Williams: I’m very fortunate that the fandoms I’ve encountered so far in my career have been wonderful. They really care about the shows we’re making and that’s apparent to us. “Defiance” and “Supergirl” fandoms, we see you and appreciate your enthusiasm. I think fandom organization is much easier than it used to be prior to the internet, and that definitely allows certain shows/films to thrive. The audience is a very important part of what we do and so I try my best to engage them online when I can. I haven’t been on Twitter in a while, but I’ll return sooner than later!

Williams in Defiance. Photo By: Joe Pugliese/Syfy

TrunkSpace: You studied your craft in school, but how much have you learned through the act of doing that you could have never discovered in a classroom? Is it important for people to strike a balance between training and hands-on experience to find success as an actor?
Williams: I went to an arts school in Toronto, and one of my school mates once gave me some great advice.
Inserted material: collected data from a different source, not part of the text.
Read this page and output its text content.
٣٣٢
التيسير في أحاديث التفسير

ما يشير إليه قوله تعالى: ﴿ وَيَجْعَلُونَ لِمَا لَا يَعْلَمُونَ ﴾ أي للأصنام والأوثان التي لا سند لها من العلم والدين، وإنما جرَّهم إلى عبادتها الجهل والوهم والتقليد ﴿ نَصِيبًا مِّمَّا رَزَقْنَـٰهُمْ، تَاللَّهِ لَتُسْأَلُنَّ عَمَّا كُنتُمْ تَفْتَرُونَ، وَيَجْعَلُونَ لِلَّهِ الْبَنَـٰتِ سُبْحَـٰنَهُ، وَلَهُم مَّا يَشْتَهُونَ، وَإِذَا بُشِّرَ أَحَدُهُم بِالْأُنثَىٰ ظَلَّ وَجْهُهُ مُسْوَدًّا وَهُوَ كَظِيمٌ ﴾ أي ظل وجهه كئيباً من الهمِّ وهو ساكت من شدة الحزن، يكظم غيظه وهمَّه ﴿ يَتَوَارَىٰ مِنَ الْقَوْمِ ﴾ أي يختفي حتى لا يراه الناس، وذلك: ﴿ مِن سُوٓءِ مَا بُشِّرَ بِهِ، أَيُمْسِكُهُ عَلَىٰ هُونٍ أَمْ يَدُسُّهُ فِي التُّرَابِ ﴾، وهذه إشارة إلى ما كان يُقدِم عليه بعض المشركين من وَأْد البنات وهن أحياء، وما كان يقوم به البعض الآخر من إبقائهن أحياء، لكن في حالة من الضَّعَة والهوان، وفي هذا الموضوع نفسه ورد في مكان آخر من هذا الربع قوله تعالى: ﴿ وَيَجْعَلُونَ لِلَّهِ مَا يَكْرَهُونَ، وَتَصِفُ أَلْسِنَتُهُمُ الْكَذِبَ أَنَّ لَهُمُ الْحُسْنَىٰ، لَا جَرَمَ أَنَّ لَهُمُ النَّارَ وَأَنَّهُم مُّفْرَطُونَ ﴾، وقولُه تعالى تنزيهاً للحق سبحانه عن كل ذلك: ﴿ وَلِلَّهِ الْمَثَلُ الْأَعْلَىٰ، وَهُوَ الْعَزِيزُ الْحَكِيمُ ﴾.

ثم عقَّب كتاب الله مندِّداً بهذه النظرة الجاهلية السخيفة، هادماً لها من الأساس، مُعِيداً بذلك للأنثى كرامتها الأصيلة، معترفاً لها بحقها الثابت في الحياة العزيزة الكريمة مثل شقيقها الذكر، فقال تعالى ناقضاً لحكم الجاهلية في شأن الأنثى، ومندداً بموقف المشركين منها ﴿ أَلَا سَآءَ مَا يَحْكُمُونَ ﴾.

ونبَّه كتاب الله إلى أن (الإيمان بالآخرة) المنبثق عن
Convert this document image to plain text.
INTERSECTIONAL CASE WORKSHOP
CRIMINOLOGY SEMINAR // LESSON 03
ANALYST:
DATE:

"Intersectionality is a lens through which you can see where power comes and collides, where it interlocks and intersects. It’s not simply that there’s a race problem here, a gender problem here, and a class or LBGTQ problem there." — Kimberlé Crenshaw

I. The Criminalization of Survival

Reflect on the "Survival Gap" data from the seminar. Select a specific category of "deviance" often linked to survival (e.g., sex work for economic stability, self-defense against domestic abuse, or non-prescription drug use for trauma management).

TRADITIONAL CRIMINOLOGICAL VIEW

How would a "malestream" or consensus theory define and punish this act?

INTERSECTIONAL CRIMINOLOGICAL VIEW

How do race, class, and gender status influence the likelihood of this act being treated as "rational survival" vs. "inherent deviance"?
I was in-between acting classes and I reached out to Nina (Dobrev) asking her for some advice on the craft. Her response has always stuck with me. She said, “Some of the biggest things I’ve learned happened while working on set.” That’s proven to be true for me as well. Understanding how to efficiently communicate with my crew/director in the workplace was one of those skills I’ve been able to develop. You can only learn so much in the classroom, or during training. At some point, you’ll have to take those skills and apply them while in the work environment. As a general rule in life, balance is key.

TrunkSpace: You started out acting for the stage. Does that medium still call out to you and do you continue to perform in theatrical productions?
Williams: Yes! The stage calls me from time to time. I would love to produce and star in some theater. Maybe Shakespeare? I had a chat with a friend of mine last month who wanted to do a little play, so I might do that if the scheduling is right. Would you come?

TrunkSpace: Count us in! Have your aspirations/goals changed from when you started out acting to where you are now?
Williams: Yes. My aspirations have evolved since I first started acting, as I’m constantly growing. I would love to offer more to the industry, and hopefully I can provide opportunities for others as well. I’m interested in writing and producing. directing is also something I would love to explore. Over the years my appreciation for the other departments that make up our community has grown immensely.

TrunkSpace: We’re a few weeks into 2018. Did you set any resolutions for yourself in the new year and if so, how are you doing with them thus far?
Williams: New year, same me. I’m trying my best to grow creatively, have new experiences, and read a couple more books. That hasn’t changed since last year.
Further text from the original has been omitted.